Я лишь нашёл в себе силы кисло улыбнуться. К Баварии я не имел ни малейшего отношения.
Наверное, быть полиглотом не так плохо, и я мог бы получить удовольствие от своего нового таланта, не будь он столь неожиданным, непостижимым и многогранным. К ивриту, куда ни шло, я ещё сумел приспособиться. Но то, что творилось сейчас, просто не лезло ни в какие ворота.
Человеческий улей, прежде издававший лишь непонятный гул, внезапно заговорил на разные лады, и каждое слово доносило смысл и значение. Заграница, прежде покорявшая изобилием незнакомых звуков, слов и фраз, непостижимых и недоступных, как говор птиц или шелест жухлых трав, утратила свою инородность и вместе с этим экзотическую прелесть, сузившись до размеров большой деревни. Я чувствовал себя засланным казачком. Шёл по аэропорту с широко распахнутыми глазами и плотно сомкнутым ртом, словно боясь проговориться, выдать важную тайну.
Густобородый голубоглазый великан тихим голосом внушал худосочному подростку в хипповском прикиде, что курить травку нехорошо. Отпрыск монотонно кивал головой, скользя по сторонам отрешённым взглядом.
Две маленькие хрупкие, напоминавшие китайские статуэтки, женщины в одинаковых цветастых бриджиках и широкополых соломенных шляпках рассуждали о погоде в Пекине.

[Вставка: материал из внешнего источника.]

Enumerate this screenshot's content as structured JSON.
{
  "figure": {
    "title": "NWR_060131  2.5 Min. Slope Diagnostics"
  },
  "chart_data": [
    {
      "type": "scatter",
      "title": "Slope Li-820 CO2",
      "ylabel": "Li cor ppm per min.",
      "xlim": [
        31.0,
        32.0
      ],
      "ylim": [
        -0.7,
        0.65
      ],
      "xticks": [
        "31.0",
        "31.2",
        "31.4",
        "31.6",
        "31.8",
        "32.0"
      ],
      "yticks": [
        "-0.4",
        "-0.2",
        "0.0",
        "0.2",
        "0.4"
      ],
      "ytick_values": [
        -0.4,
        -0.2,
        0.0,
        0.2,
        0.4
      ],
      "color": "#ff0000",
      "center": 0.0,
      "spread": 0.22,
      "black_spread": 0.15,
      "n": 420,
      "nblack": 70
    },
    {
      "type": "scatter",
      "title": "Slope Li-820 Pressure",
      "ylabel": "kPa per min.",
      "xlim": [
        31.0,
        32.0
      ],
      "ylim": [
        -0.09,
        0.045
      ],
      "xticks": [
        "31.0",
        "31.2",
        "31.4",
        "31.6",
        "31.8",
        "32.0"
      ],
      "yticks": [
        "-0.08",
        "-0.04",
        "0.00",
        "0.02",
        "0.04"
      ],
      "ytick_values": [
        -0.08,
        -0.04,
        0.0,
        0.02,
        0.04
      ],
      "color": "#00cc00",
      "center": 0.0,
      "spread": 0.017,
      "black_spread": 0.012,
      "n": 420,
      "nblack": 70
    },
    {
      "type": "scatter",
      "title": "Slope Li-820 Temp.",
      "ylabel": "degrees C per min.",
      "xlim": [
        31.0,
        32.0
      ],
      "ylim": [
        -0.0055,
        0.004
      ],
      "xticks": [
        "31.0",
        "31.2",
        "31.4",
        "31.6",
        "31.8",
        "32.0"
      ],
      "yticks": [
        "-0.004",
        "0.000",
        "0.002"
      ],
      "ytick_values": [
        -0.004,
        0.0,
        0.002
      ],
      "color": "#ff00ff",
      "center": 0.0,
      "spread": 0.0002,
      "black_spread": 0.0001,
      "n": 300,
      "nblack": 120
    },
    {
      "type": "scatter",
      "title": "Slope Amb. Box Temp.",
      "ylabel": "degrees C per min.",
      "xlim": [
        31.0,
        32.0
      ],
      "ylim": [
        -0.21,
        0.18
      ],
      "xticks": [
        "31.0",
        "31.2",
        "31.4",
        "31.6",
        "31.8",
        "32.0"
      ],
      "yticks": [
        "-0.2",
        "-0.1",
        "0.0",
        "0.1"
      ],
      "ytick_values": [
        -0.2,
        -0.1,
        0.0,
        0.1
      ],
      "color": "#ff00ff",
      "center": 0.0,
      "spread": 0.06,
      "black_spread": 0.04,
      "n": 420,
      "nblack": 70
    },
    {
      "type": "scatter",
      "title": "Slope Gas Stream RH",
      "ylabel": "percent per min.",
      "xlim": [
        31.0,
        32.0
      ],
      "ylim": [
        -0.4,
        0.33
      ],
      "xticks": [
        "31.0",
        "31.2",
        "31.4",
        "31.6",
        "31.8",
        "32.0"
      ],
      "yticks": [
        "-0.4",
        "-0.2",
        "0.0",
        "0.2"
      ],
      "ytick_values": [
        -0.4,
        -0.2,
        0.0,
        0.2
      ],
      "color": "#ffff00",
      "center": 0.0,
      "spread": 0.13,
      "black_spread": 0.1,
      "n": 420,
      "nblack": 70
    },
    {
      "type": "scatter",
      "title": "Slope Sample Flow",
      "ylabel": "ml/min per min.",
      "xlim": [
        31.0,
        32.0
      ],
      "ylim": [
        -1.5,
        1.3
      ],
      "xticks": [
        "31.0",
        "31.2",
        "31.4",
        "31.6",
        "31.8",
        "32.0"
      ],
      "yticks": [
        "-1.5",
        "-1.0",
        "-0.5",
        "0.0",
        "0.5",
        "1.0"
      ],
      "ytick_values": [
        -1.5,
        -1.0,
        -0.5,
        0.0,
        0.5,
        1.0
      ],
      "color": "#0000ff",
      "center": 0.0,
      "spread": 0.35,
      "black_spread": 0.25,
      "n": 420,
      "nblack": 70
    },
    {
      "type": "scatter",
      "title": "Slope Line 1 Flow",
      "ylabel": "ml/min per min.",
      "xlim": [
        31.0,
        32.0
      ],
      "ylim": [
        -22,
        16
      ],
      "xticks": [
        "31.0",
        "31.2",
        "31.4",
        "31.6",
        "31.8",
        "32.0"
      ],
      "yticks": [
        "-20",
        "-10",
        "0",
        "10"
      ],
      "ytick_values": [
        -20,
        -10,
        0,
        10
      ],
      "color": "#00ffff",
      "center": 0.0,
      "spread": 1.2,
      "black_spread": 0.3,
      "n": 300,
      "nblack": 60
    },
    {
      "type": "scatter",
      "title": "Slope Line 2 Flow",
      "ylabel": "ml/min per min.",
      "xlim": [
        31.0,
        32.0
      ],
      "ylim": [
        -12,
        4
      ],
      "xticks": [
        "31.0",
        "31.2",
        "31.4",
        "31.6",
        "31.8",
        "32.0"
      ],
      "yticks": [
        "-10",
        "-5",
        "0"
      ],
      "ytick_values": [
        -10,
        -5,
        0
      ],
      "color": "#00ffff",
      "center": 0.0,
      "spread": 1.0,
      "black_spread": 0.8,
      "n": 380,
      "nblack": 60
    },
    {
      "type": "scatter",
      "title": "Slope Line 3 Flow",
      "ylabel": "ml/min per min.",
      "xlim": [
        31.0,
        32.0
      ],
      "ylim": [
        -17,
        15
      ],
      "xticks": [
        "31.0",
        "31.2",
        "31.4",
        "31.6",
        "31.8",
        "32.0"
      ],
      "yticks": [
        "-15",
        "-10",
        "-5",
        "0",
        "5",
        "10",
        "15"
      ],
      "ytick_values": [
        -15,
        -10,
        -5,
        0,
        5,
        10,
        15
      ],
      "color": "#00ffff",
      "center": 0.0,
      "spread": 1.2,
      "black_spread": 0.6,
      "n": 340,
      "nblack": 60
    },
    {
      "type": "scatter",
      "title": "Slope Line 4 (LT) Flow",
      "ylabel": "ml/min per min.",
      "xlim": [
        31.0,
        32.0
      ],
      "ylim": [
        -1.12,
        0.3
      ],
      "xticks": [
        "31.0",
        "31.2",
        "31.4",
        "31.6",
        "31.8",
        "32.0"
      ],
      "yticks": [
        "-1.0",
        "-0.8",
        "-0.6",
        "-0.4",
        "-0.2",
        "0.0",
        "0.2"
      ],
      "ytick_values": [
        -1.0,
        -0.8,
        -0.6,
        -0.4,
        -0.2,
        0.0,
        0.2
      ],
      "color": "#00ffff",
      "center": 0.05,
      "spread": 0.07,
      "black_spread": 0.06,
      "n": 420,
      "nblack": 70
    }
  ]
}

Хорошенькие девчонки в джинсовых шортах и топиках, перемигнувшись в мою сторону, хихикнули:
– Симпатичный парень. Интересно, куда он летит? Было бы неплохо полетать вместе.
Я понятия не имел, на каком наречии велась их беседа.
Когда объявили посадку на рейс «Тель-Авив-Москва», я кинулся, очертя голову, словно выбегал из горящего дома.
Несколько расслабился лишь в самолёте, с наслаждением внимая, как соседи сзади, два подвыпивших мужичка, общаются меж собой на великом и могучем – родном, хоть и не совсем ненормативном русском. Девушка, сидевшая впереди, поправила густые тёмные кудри, мягкими волнами спадавшие на загорелые плечи. Мне невольно вспомнилась Магдалин. И я снова повторил себе, что никакой Магдалин не существовало, и то была лишь галлюцинация, болезненный сон, неосознанная мечта, причудливое соединение фантазии с отголосками реальности. Умом я понимал это, прекрасно понимал – недаром моя томограмма выглядела идеально, но всё же что-то невесело сжимало грудь. И это «что-то» шло помимо разума, помимо воли, помимо меня.
Хорошенькая стюардесса в белоснежной блузе нагнулась ко мне и поинтересовалась, что я буду пить. Я кисло улыбнулся в ответ, взял апельсиновый сок и, заставив себя «переключить каналы», уставился в окно. Нагромождения облаков напоминали плывущие по небесному океану ледяные глыбы, между которыми продвигался наш летучий корабль. Я вдруг подумал, что в это же время по вселенским волнам движется маленький голубой шарик под названием планета Земля. И, быть может, от всех нас зависит, доберётся ли он до берега, или же разделит печальную участь «Титаника»…
Прежде меня никогда не посещали столь странные мысли.
Магду я увидел издалека, ещё «за кордоном». Трудно было не приметить: алый кожаный жакет и такие же в облипочку брюки, выделявшиеся даже из пёстрой курортной толпы. Шаг в Россию – и Магда с радостным визгом повисла на мне, как обезьянка на пальмовом стволе, обняв не только руками, но и ногами, сцепив за моей спиной высоченные «шпильки.
– Повезло, – завистливо произнёс сзади мужской баритон.
Продравшись сквозь плотные ряды предлагавших свои услуги таксистов, мы покинули «Шарик», погрузились в старенький Магдин «гольф» и вскоре смешались с сумасшедшим московским автопотоком. Надо доложить, что водит Магда виртуозно, словно родилась с баранкой в руках, но, именно потому нагло и бесшабашно. Подрезать, перестроиться через четыре ряда или обойти на сплошной для неё как само собой разумеющееся. Лишь перед суровыми тружениками свистка она превращалась в пай-девочку и так невинно хлопала ресницами, что даже у меня закрадывались сомнения, как столь хрупкое и нежное создание секунду назад могло демонстрировать на дороге последние достижения стрит-рейсинга. Но сегодня она вела на редкость аккуратно, я бы даже сказал задумчиво. Да и вообще, обыкновенно болтавшая без умолку, Магда была на удивление безмолвной и какой-то напряжённой.
Я смотрел на мельтешащие за окном автомобили, слушал раздражённые гудки и неожиданно поймал себя на мысли, что отвык от броуновского движения и безумных скоростей двадцать первого века и мне будет нелегко в первые рабочие дни.